IOL reports that their lawyer has sent a letter to the provincial Department of Health, detailing that they no longer want to be 'kept captive' by the government.
However, new regulations have empowered the state when it comes to the treatment of those who contract Covid-19.
KZN Health MEC Nomagugu Simelane-Zulu has stood firm in the view that the individuals, who have been in lockdown for 10 days, will not receive 'special treatment':
“The department notes the legal correspondence. We wish to put it on record that we will not be held to ransom by any individuals who appear to seek special treatment. We have an obligation to follow all clinical management protocols for confirmed cases."
READ ALSO: Coronavirus: Mkhize predicts over half the country will contract virus
Simelane-Zulu explained that the National Health Act made it abundantly clear that the head of a provincial health department can approach the courts to compel a citizen to comply, adding:
“If we get pushed, we will not hesitate to go the legal route to safeguard the interests of the public."
South Africa's first confirmed case, a KZN Midlands man, and his wife are expected to be released in the next few days.
Nevertheless, Futcher & Poppesqou Attorneys were instructed to attempt an earlier release, revealing that appeals had been made to hospital authorities to this effect:
“It is concerning that there has been such a stark discrepancy in the handling of cases both nationally and even within the KZN region.
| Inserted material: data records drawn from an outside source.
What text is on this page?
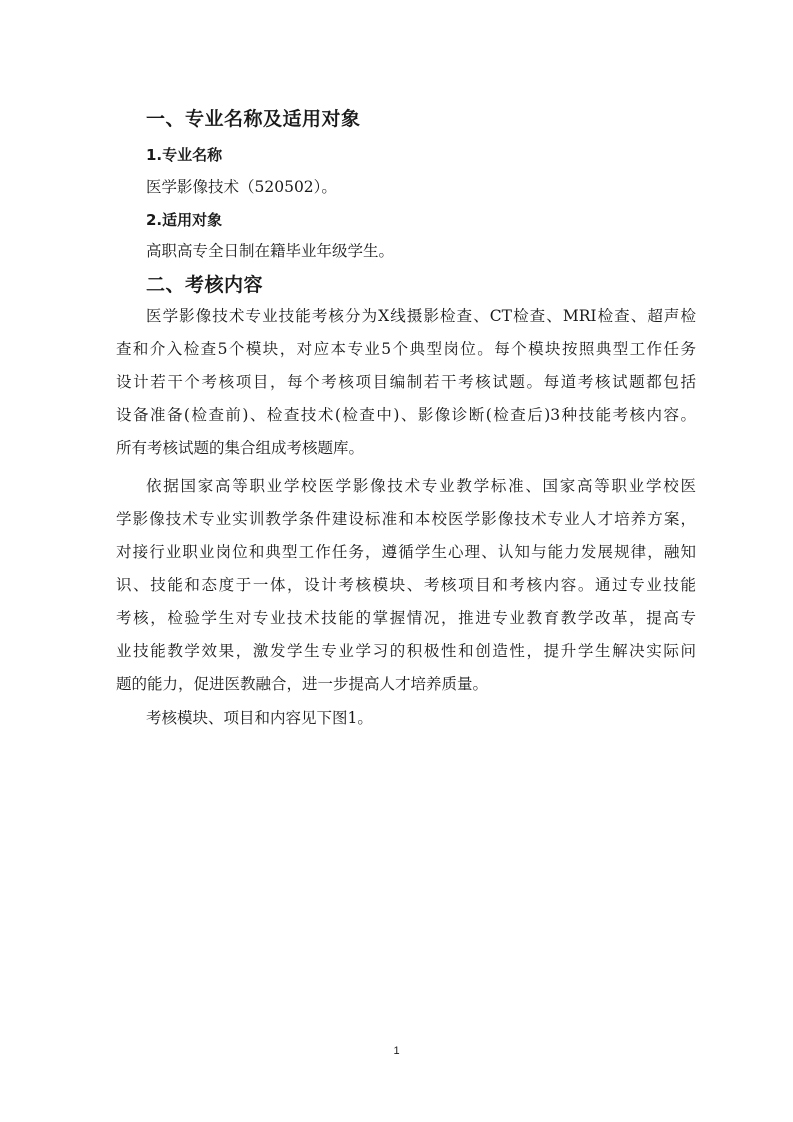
一、专业名称及适用对象
1.专业名称

医学影像技术（520502）。

2.适用对象

高职高专全日制在籍毕业年级学生。

二、考核内容
医学影像技术专业技能考核分为X线摄影检查、CT检查、MRI检查、超声检
查和介入检查5个模块，对应本专业5个典型岗位。每个模块按照典型工作任务
设计若干个考核项目，每个考核项目编制若干考核试题。每道考核试题都包括
设备准备(检查前)、检查技术(检查中)、影像诊断(检查后)3种技能考核内容。
所有考核试题的集合组成考核题库。
依据国家高等职业学校医学影像技术专业教学标准、国家高等职业学校医
学影像技术专业实训教学条件建设标准和本校医学影像技术专业人才培养方案，
对接行业职业岗位和典型工作任务，遵循学生心理、认知与能力发展规律，融知
识、技能和态度于一体，设计考核模块、考核项目和考核内容。通过专业技能
考核，检验学生对专业技术技能的掌握情况，推进专业教育教学改革，提高专
业技能教学效果，激发学生专业学习的积极性和创造性，提升学生解决实际问
题的能力，促进医教融合，进一步提高人才培养质量。
考核模块、项目和内容见下图1。
1
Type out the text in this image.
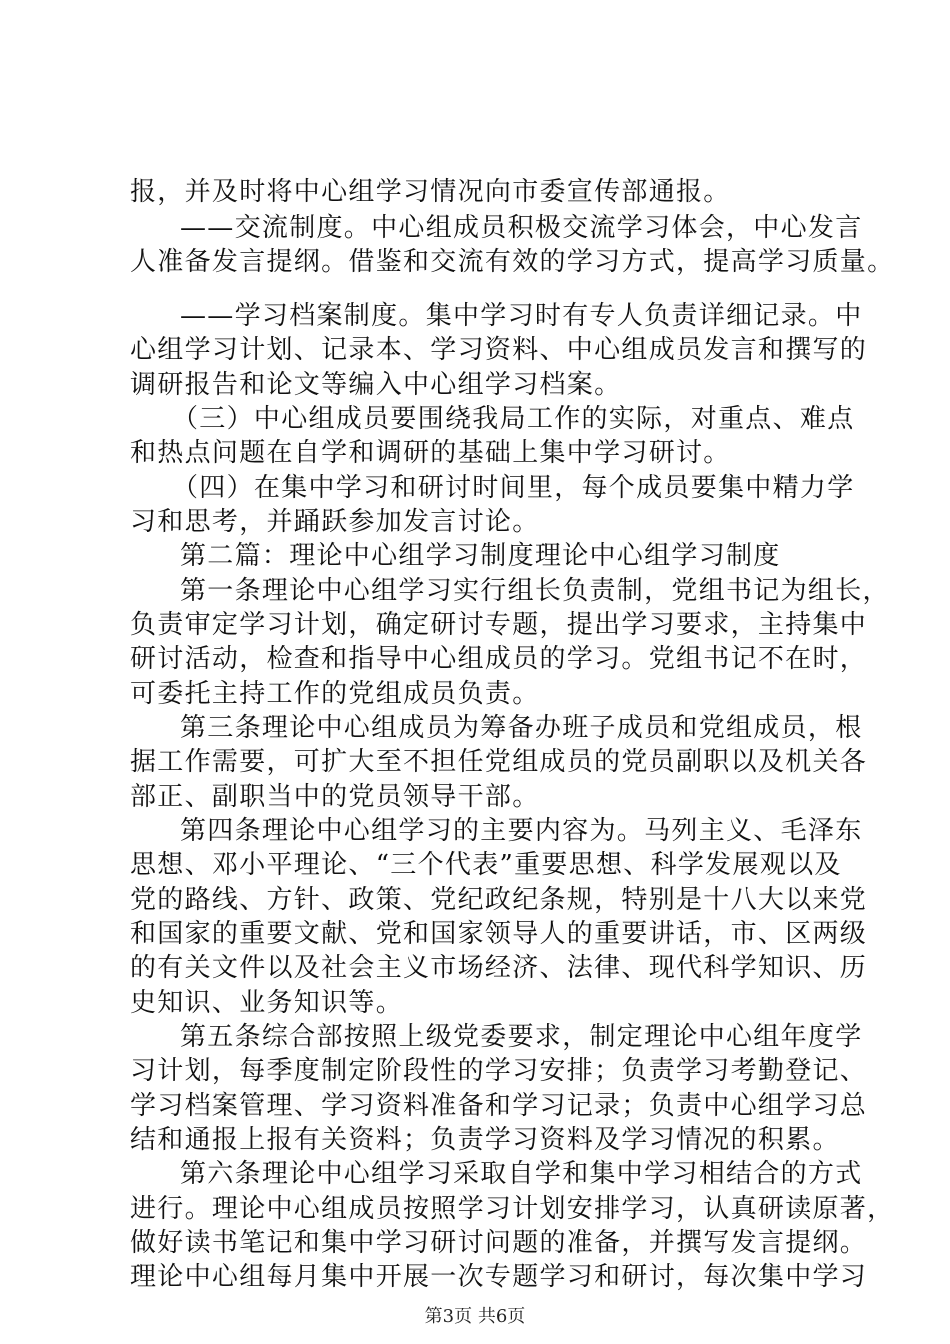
报，并及时将中心组学习情况向市委宣传部通报。
——交流制度。中心组成员积极交流学习体会，中心发言
人准备发言提纲。借鉴和交流有效的学习方式，提高学习质量。
——学习档案制度。集中学习时有专人负责详细记录。中
心组学习计划、记录本、学习资料、中心组成员发言和撰写的
调研报告和论文等编入中心组学习档案。
（三）中心组成员要围绕我局工作的实际，对重点、难点
和热点问题在自学和调研的基础上集中学习研讨。
（四）在集中学习和研讨时间里，每个成员要集中精力学
习和思考，并踊跃参加发言讨论。
第二篇：理论中心组学习制度理论中心组学习制度
第一条理论中心组学习实行组长负责制，党组书记为组长，
负责审定学习计划，确定研讨专题，提出学习要求，主持集中
研讨活动，检查和指导中心组成员的学习。党组书记不在时，
可委托主持工作的党组成员负责。
第三条理论中心组成员为筹备办班子成员和党组成员，根
据工作需要，可扩大至不担任党组成员的党员副职以及机关各
部正、副职当中的党员领导干部。
第四条理论中心组学习的主要内容为。马列主义、毛泽东
思想、邓小平理论、“三个代表”重要思想、科学发展观以及
党的路线、方针、政策、党纪政纪条规，特别是十八大以来党
和国家的重要文献、党和国家领导人的重要讲话，市、区两级
的有关文件以及社会主义市场经济、法律、现代科学知识、历
史知识、业务知识等。
第五条综合部按照上级党委要求，制定理论中心组年度学
习计划，每季度制定阶段性的学习安排；负责学习考勤登记、
学习档案管理、学习资料准备和学习记录；负责中心组学习总
结和通报上报有关资料；负责学习资料及学习情况的积累。
第六条理论中心组学习采取自学和集中学习相结合的方式
进行。理论中心组成员按照学习计划安排学习，认真研读原著，
做好读书笔记和集中学习研讨问题的准备，并撰写发言提纲。
理论中心组每月集中开展一次专题学习和研讨，每次集中学习
第3页 共6页
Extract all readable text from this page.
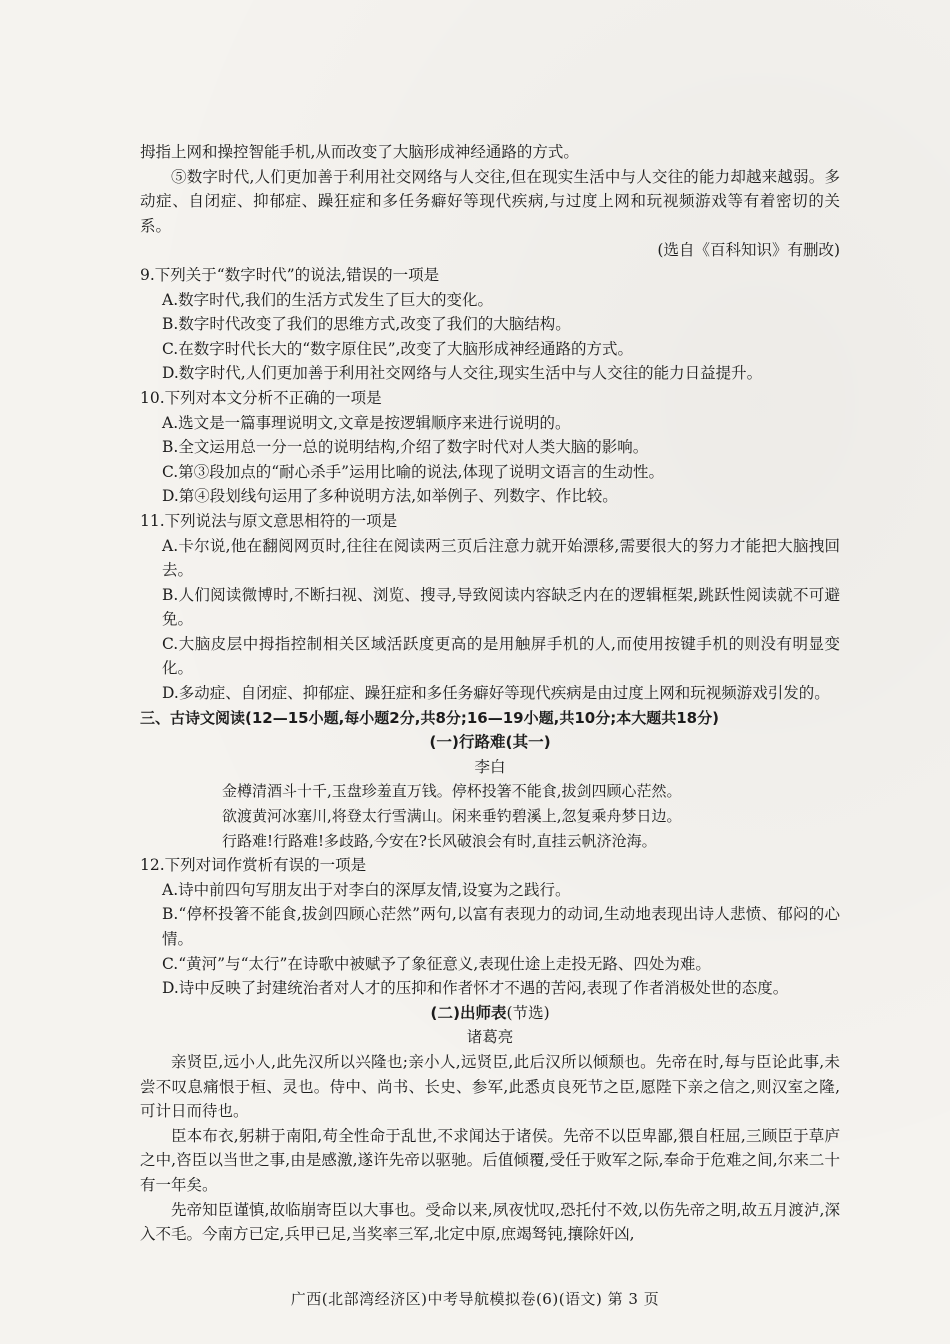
拇指上网和操控智能手机,从而改变了大脑形成神经通路的方式。

⑤数字时代,人们更加善于利用社交网络与人交往,但在现实生活中与人交往的能力却越来越弱。多动症、自闭症、抑郁症、躁狂症和多任务癖好等现代疾病,与过度上网和玩视频游戏等有着密切的关系。

(选自《百科知识》有删改)

9.下列关于“数字时代”的说法,错误的一项是

A.数字时代,我们的生活方式发生了巨大的变化。

B.数字时代改变了我们的思维方式,改变了我们的大脑结构。

C.在数字时代长大的“数字原住民”,改变了大脑形成神经通路的方式。

D.数字时代,人们更加善于利用社交网络与人交往,现实生活中与人交往的能力日益提升。

10.下列对本文分析不正确的一项是

A.选文是一篇事理说明文,文章是按逻辑顺序来进行说明的。

B.全文运用总一分一总的说明结构,介绍了数字时代对人类大脑的影响。

C.第③段加点的“耐心杀手”运用比喻的说法,体现了说明文语言的生动性。

D.第④段划线句运用了多种说明方法,如举例子、列数字、作比较。

11.下列说法与原文意思相符的一项是

A.卡尔说,他在翻阅网页时,往往在阅读两三页后注意力就开始漂移,需要很大的努力才能把大脑拽回去。

B.人们阅读微博时,不断扫视、浏览、搜寻,导致阅读内容缺乏内在的逻辑框架,跳跃性阅读就不可避免。

C.大脑皮层中拇指控制相关区域活跃度更高的是用触屏手机的人,而使用按键手机的则没有明显变化。

D.多动症、自闭症、抑郁症、躁狂症和多任务癖好等现代疾病是由过度上网和玩视频游戏引发的。

三、古诗文阅读(12—15小题,每小题2分,共8分;16—19小题,共10分;本大题共18分)

(一)行路难(其一)

李白

金樽清酒斗十千,玉盘珍羞直万钱。停杯投箸不能食,拔剑四顾心茫然。

欲渡黄河冰塞川,将登太行雪满山。闲来垂钓碧溪上,忽复乘舟梦日边。

行路难!行路难!多歧路,今安在?长风破浪会有时,直挂云帆济沧海。

12.下列对词作赏析有误的一项是

A.诗中前四句写朋友出于对李白的深厚友情,设宴为之践行。

B.“停杯投箸不能食,拔剑四顾心茫然”两句,以富有表现力的动词,生动地表现出诗人悲愤、郁闷的心情。

C.“黄河”与“太行”在诗歌中被赋予了象征意义,表现仕途上走投无路、四处为难。

D.诗中反映了封建统治者对人才的压抑和作者怀才不遇的苦闷,表现了作者消极处世的态度。

(二)出师表(节选)

诸葛亮

亲贤臣,远小人,此先汉所以兴隆也;亲小人,远贤臣,此后汉所以倾颓也。先帝在时,每与臣论此事,未尝不叹息痛恨于桓、灵也。侍中、尚书、长史、参军,此悉贞良死节之臣,愿陛下亲之信之,则汉室之隆,可计日而待也。

臣本布衣,躬耕于南阳,苟全性命于乱世,不求闻达于诸侯。先帝不以臣卑鄙,猥自枉屈,三顾臣于草庐之中,咨臣以当世之事,由是感激,遂许先帝以驱驰。后值倾覆,受任于败军之际,奉命于危难之间,尔来二十有一年矣。

先帝知臣谨慎,故临崩寄臣以大事也。受命以来,夙夜忧叹,恐托付不效,以伤先帝之明,故五月渡泸,深入不毛。今南方已定,兵甲已足,当奖率三军,北定中原,庶竭驽钝,攘除奸凶,

广西(北部湾经济区)中考导航模拟卷(6)(语文) 第 3 页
It is particularly concerning that (a patient) has remained in isolation despite testing negative."
The Mercury reports that attorney Mark Futcher explained the patients were concerned that they were being treated differently in comparison to their colleagues who had travelled overseas with them:
“There have to be two negative test results before they are released. However, there has been no indication of when they would receive the second test result. They no longer want to be held captive by a state institution."
Futcher explained that, while they are attempting to co-operate, the patients are calling for the tests to be carried out as soon as possible.
In other news, Briefly.co.za reported that Health Minister Dr Zweli Mkhize says he expects the number of cases to rise above 200 on Friday, predicting that around 60% of the South African population will contract the virus.